Abrir un restaurante siempre es un acto de fe mezclado con un poco de locura. Al principio, nuestros comensales nos miraban con esa mezcla de curiosidad y escepticismo, como si hubiéramos traído un platillo volador lleno de sabores desconocidos: cochayuyo convertido en pebre, pescado crudo abrazado por la palta y los cítricos, pan chileno servido con mantequilla de merkén, y postres que hablaban más de memoria que de azúcar. Era una cocina que no pedía permiso, que no buscaba traducirse, sino sentirse.
Y mientras tanto, teníamos el cronómetro de Michelin contando los meses: ocho meses para demostrar que sabíamos lo que hacíamos ante esos inspectores que llegan, comen y desaparecen como ninjas gourmet.*
El gran día llegó en el momento más surrealista posible: el 25 de junio, cumpleaños de Fernanda y día de nuestro compromiso. Ahí estábamos, refrescando la página web de Michelin como si fuera el final de una serie de suspenso, hasta que un cliente nos felicitó antes de que nosotros mismos lo viéramos. Y así, entre risas y champaña a las diez de la mañana, supimos que habíamos ganado la estrella Michelin.
Además de la estrella, nos llevamos el premio a la mejor lista de vinos de Singapur, y la celebración se convirtió en una fiesta inesperada que duró hasta la madrugada, con amigos, chefs y brindis sin fin. Fue un recordatorio de que en este oficio, un día puedes estar vacío y al siguiente estar brindando por un logro increíble con la copa en alto.

Y así, como aquel hidalgo que nunca dejó de perseguir sus sueños imposibles, nosotros seguiremos buscando nuevas aventuras gastronómicas, sabiendo que cada servicio es una nueva aventura y cada plato tiene su propia historia digna de ser contada.

*Nota del editor: La metáfora de los molinos de viento es acertada porque no se puede postular para tener una estrella Michelin: el proceso ha estado siempre rodeado de misterios y secreto y no existe una “receta” clara sobre qué se premia. Las estrellas se consiguen gracias a evaluadores anónimos que deciden visitar tu restaurante, pero nadie sabe cuándo o por qué deciden ir a evaluarlo.
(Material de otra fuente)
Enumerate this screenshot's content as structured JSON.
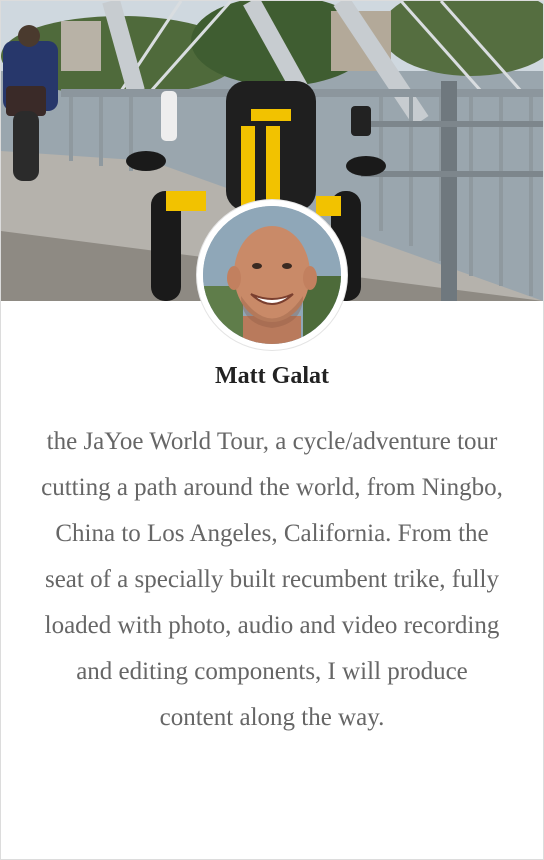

El único dato claro es que evalúan unos 40.000 restaurantes en más de 30 países.
Aunque sí existen teorías: una antigua que se ha ido descartando con el tiempo es que si ponías manteles blancos y elegantes, y música de piano agradable, tenías más opciones. Hasta que el restaurant Géosmine contradijo eso con meseros que usan Doc Martens con música rap de fondo. Quizás una narrativa limpia –en el sentido de bien cerrada– es lo importante más allá del estilo.
Otra pista salió en la película Brunt, del 2015, que según la BBC retrata muy bien la situación: al parecer los inspectores dejan tenedores en el suelo para ver cuánto se demora el mesero en recogerlo. Pero al final depende mucho del inspector.
A pesar de todo este misterio, Ayala logró ser el primer restaurant de comida chilena en conseguir una Estrella Michelin.